A lawsuit filed in May by two neighbors of the proposed Anderson Reserve claims they informed the commission there are unmarked graves of former enslaved people on the grounds of the former Rivoli Plantation that have not been addressed.
It also claims the planning commission violated open records laws by voting on Anderson Reserve when it wasn’t on the agenda and that adjacent property owners hadn’t been notified about the development’s changes.
Stanley Hix, one of the two named plaintiffs when the lawsuit was filed, started an online petition in March to stop Phase 2 of the development with concerns of overdevelopment, the hidden graveyard, its impact to Lake Hartwell, fire protection and school overcrowding around Fants Grove.
The land in question near the intersection of Fants Grove Circle and Highway 187 borders both Eighteen Mile Creek and Clemson University Experimental Forest land.
Part of the property has already been sectioned off for Phase 1 development, which should bring 150 houses to the eastern 72 acres of land.
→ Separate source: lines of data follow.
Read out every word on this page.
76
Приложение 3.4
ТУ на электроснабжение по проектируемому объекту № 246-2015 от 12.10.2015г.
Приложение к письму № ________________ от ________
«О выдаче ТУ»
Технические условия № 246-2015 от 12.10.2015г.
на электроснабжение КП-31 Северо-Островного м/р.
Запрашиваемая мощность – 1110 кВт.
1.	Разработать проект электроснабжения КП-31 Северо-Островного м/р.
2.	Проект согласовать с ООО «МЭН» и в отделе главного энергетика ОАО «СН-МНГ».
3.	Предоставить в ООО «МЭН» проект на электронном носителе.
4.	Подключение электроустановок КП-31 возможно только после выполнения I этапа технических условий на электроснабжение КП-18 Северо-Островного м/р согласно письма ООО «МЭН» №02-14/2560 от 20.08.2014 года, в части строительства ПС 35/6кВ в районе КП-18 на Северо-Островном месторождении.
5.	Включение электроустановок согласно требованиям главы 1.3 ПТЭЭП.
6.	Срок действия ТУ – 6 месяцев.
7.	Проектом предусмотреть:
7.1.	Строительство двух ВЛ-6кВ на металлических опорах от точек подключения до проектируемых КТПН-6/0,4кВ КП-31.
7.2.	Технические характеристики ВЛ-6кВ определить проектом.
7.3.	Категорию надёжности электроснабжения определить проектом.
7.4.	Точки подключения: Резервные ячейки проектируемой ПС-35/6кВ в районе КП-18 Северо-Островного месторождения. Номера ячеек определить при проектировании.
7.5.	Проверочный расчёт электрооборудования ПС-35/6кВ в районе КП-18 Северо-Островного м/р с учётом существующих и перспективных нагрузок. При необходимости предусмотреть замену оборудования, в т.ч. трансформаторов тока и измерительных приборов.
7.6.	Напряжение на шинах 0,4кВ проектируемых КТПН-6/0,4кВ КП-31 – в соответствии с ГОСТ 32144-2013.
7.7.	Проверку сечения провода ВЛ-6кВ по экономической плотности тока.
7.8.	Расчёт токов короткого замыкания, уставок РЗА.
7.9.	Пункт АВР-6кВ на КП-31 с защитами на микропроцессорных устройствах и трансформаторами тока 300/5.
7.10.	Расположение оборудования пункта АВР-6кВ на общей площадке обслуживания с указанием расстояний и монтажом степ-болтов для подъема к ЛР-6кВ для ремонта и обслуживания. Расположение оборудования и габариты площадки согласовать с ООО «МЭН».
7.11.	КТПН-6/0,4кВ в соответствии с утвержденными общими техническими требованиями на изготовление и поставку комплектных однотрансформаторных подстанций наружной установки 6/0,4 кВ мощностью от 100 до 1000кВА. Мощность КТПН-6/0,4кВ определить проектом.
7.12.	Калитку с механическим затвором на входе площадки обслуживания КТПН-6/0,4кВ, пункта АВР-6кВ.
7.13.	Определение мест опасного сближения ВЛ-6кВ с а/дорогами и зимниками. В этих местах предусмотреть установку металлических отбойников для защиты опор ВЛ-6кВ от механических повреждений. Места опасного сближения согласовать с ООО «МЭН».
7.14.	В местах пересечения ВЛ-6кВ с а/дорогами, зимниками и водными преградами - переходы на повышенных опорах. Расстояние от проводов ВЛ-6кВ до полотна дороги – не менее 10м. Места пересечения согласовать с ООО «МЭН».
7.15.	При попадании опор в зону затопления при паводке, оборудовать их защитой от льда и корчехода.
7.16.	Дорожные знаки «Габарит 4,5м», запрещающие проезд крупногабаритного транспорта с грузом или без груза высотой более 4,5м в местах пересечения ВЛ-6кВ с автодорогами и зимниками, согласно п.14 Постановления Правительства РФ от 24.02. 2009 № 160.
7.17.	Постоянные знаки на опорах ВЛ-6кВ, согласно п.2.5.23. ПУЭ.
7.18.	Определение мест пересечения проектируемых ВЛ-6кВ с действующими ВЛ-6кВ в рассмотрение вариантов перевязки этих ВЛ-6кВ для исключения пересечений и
Phase 2 was proposed with more than 180 houses and multiple access points on Fants Grove Circle.
It’s the site of the former Rivoli Plantation, which Pendleton historian Jackie Reynolds said would have likely been around 600 acres at its inception as a cattle farm. In 1860, the U.S. Census indicated there were 30 slaves working on the property.
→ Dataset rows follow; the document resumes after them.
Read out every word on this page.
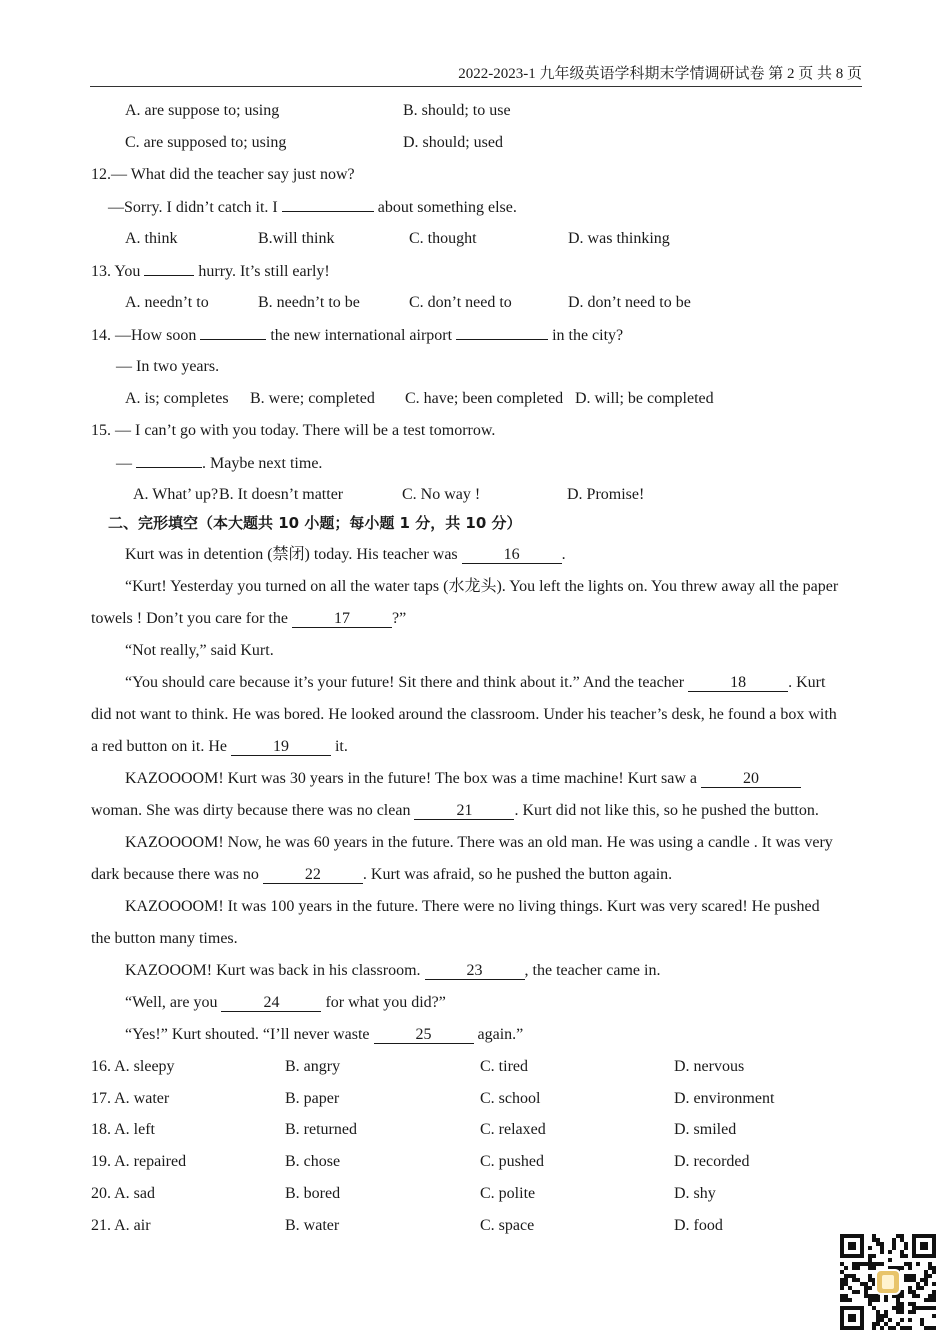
2022-2023-1 九年级英语学科期末学情调研试卷 第 2 页 共 8 页
A. are suppose to; using	B. should; to use
C. are supposed to; using	D. should; used
12.— What did the teacher say just now?
—Sorry. I didn’t catch it. I	about something else.
A. think	B.will think	C. thought	D. was thinking
13. You	hurry. It’s still early!
A. needn’t to	B. needn’t to be	C. don’t need to	D. don’t need to be
14. —How soon	the new international airport	in the city?
— In two years.
A. is; completes B. were; completed C. have; been completed D. will; be completed
15. — I can’t go with you today. There will be a test tomorrow.
—	. Maybe next time.
A. What’ up? B. It doesn’t matter	C. No way !	D. Promise!
二、完形填空（本大题共 10 小题；每小题 1 分，共 10 分）
Kurt was in detention (禁闭) today. His teacher was	16	.
“Kurt! Yesterday you turned on all the water taps (水龙头). You left the lights on. You threw away all the paper
towels ! Don’t you care for the	17	?”
“Not really,” said Kurt.
“You should care because it’s your future! Sit there and think about it.” And the teacher	18	. Kurt
did not want to think. He was bored. He looked around the classroom. Under his teacher’s desk, he found a box with
a red button on it. He	19	it.
KAZOOOOM! Kurt was 30 years in the future! The box was a time machine! Kurt saw a	20
woman. She was dirty because there was no clean	21	. Kurt did not like this, so he pushed the button.
KAZOOOOM! Now, he was 60 years in the future. There was an old man. He was using a candle . It was very
dark because there was no	22	. Kurt was afraid, so he pushed the button again.
KAZOOOOM! It was 100 years in the future. There were no living things. Kurt was very scared! He pushed
the button many times.
KAZOOOM! Kurt was back in his classroom.	23	, the teacher came in.
“Well, are you	24	for what you did?”
“Yes!” Kurt shouted. “I’ll never waste	25	again.”
16. A. sleepy	B. angry	C. tired	D. nervous
17. A. water	B. paper	C. school	D. environment
18. A. left	B. returned	C. relaxed	D. smiled
19. A. repaired	B. chose	C. pushed	D. recorded
20. A. sad	B. bored	C. polite	D. shy
21. A. air	B. water	C. space	D. food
“The chances are there’s a cemetery of some sort there,” Reynolds told The Post and Courier. “It may not be large, but it should be there somewhere. They’d select property that was not arable, land that was not being used — that’s where they’d have a slave cemetery.”
Neither the developer nor the landowner, currently AnMed, has addressed the legal implications of dealing with burial sites, the lawsuit claims.
A hearing on the lawsuit is set for Aug. 21.